In November 1938, RKO announced that Little Mother would star Ginger Rogers. It would be the first film produced at the studio by Buddy DeSylva. The film replaced Perfect Honeymoon and She Married for Money in Rogers' schedule at RKO.

Louis Hayward was originally announced as the male lead. RKO then announced Cary Grant would play the role. A few days later, RKO announced Grant was replaced by James Ellison. In January 1939, RKO announced Garson Kanin would direct and Norman Krasna was writing the script. A few days later, the studio announced that the male lead would played by Douglas Fairbanks Jr. In March, it was announced that Fairbanks Jr. would star in The Sun Never Sets at Universal instead and his role would be played by David Niven who had been borrowed from Samuel Goldwyn.

The film had a number of titles.
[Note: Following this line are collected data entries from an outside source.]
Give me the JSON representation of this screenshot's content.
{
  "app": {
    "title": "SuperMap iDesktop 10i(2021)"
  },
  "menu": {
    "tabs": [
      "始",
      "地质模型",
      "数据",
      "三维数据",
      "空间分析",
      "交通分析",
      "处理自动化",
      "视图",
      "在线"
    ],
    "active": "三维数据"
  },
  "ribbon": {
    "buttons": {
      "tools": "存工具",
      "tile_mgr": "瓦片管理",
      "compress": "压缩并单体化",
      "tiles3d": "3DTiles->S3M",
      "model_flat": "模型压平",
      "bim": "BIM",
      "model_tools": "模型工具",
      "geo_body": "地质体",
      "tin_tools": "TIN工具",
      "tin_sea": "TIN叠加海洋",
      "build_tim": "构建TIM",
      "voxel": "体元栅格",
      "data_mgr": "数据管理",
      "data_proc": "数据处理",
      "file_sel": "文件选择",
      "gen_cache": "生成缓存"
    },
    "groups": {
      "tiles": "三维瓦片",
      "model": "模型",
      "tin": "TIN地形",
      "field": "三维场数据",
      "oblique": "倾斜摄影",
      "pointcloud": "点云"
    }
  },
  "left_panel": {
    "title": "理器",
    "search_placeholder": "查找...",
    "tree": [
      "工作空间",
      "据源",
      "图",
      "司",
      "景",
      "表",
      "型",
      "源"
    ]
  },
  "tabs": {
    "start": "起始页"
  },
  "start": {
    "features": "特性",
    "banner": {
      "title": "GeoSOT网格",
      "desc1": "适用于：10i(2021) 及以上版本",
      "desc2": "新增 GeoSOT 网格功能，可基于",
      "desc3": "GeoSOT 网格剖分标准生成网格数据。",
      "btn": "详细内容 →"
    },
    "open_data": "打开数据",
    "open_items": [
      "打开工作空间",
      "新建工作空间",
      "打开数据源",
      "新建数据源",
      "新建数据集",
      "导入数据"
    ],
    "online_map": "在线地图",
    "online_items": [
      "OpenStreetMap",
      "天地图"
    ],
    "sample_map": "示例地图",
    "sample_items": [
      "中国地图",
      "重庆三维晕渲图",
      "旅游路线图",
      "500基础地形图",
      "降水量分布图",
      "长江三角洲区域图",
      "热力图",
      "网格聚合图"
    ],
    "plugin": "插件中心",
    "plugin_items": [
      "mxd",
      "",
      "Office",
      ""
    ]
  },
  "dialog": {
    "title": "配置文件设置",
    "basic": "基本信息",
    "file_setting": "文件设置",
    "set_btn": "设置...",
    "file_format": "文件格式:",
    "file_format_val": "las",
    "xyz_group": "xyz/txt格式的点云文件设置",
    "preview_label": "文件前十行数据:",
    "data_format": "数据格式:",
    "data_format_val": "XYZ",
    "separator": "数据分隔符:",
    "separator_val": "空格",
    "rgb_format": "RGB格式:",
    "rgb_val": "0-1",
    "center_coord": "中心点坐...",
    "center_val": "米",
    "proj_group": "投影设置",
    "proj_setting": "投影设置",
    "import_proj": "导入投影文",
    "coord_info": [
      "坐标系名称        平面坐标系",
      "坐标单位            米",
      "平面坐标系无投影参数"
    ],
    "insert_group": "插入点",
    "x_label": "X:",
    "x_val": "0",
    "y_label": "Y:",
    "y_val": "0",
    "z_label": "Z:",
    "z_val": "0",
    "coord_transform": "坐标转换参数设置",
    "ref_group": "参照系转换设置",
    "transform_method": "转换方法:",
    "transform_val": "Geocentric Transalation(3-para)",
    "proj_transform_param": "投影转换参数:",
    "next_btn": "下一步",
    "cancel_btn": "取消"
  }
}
RKO disliked Little Mother and the Hays Office had objections to alternatives they proposed, Bachelor Mother and Baby Trouble. Garson Kanin wanted to call it Baby Makes Three, but producer DeSylva overruled him.

== Reception ==
=== Box office ===
Bachelor Mother earned RKO a profit of $827,000.

== Adaptations to other media ==
Bachelor Mother was adapted as a radio play on several occasions, including five broadcasts of The Screen Guild Theater: the first starred Laraine Day, Henry Fonda and Charles Coburn (February 1, 1942); the second starred Ann Sothern and Fred MacMurray (November 23, 1942); the third starred Ginger Rogers, Francis X. Bushman and David Niven (May 6, 1946); the fourth starred Lucille Ball, Joseph Cotten and Charles Coburn (April 28, 1949); the fifth starred Ann Sothern and Robert Stack (April 20, 1952). It was also adapted as an hour-long play on Lux Radio Theater with Ginger Rogers and Fredric March (January 22, 1940) and on Screen Director's Playhouse with Lucille Ball and Robert Cummings (March 8, 1951).